Trial results for a study investigating endovascular therapy for Multiple Sclerosis were posted on 2025-06-18. The study, which enrolled 20 participants, reported no immediate or short-term serious adverse events, but also no improvement in venous outflow.
Background
Multiple Sclerosis (MS) is a chronic, often debilitating disease that affects the brain and spinal cord. While various treatments exist to manage symptoms and slow disease progression, research continues into potential new therapeutic approaches. This particular study explored the safety and effectiveness of intravascular angioplasty, a procedure aimed at treating venous narrowing, in the context of Multiple Sclerosis.
Trial design
The PREMiSE (Prospective Randomized Endovascular Therapy in Multiple Sclerosis) study was a completed trial that enrolled 20 participants with Multiple Sclerosis. The trial's objective was to evaluate the safety and effectiveness of intravascular angioplasty for the treatment of venous narrowing in MS. Participants were assigned to either a "Control Arm" or an "Active Arm" for evaluation. The trial phase was designated as "NA".
Key results
The trial reported on two key measurements:
- Percentage of Patients With Immediate and Short-term SAE:
- In the Control Arm, 0 Participants experienced immediate and short-term serious adverse events.

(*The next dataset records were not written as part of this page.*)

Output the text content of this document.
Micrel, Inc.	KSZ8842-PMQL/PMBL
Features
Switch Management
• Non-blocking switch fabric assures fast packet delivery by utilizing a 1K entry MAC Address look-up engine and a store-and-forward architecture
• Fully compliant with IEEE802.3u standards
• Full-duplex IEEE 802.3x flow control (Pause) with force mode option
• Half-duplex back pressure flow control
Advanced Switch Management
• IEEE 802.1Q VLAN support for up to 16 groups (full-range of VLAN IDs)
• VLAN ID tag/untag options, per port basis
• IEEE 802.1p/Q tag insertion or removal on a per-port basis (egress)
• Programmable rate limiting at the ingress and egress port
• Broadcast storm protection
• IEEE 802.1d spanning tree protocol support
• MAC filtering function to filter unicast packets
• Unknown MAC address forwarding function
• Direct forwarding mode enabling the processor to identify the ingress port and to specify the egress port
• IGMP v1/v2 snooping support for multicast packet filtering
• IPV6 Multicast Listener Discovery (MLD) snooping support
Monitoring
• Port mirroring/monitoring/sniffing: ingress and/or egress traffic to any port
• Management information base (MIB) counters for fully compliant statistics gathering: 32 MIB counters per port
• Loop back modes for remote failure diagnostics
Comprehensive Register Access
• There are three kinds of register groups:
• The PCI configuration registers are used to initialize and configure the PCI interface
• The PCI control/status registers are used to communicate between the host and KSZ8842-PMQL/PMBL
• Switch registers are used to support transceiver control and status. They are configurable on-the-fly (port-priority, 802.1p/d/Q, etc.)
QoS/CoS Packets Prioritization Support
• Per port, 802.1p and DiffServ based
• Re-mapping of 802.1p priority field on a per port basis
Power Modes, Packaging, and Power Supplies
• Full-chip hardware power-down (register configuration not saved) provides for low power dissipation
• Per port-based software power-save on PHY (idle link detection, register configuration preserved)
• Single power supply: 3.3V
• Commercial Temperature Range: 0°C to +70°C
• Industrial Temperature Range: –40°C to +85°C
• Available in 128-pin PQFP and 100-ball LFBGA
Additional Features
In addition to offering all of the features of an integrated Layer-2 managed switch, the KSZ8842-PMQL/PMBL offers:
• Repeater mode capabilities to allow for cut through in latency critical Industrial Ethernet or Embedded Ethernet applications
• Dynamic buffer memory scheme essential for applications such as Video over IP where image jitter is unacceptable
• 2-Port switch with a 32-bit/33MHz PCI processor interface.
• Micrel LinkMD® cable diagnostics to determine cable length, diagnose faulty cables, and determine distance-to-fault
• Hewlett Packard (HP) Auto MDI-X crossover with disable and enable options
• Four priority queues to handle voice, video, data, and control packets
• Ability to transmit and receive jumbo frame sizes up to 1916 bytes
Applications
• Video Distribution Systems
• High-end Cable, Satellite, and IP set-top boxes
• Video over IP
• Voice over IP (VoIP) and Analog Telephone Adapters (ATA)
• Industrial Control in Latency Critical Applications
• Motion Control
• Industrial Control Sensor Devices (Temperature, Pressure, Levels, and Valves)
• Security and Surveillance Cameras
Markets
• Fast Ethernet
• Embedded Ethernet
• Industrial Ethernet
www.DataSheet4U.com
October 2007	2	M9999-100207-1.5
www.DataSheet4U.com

- In the Active Arm, 0 Participants experienced immediate and short-term serious adverse events.
- Number of Participants With More Than 75% of Normal Outflow at 1 Year Post-angioplasty:
- In the Control Arm, 0 Participants achieved more than 75% of normal outflow at 1 year post-angioplasty.
- In the Active Arm, 0 Participants achieved more than 75% of normal outflow at 1 year post-angioplasty.
What this means
Based on these results, the intravascular angioplasty procedure, as investigated in this small trial, appears to be safe, with 0 serious adverse events reported in both the active and control arms. However, the intervention did not demonstrate efficacy in improving venous outflow, as 0 participants in either arm achieved the target of more than 75% normal outflow at one year. This suggests that, within the parameters of this study, the intervention did not achieve its intended physiological effect for patients with Multiple Sclerosis. The small enrollment of 20 participants limits the generalizability of these findings.
Source
The information regarding these trial results was obtained from ClinicalTrials.gov, a public database of clinical studies. The results for the study "Prospective Randomized Endovascular Therapy in Multiple Sclerosis - PREMiSE" were posted on 2025-06-18 on clinicaltrials.gov.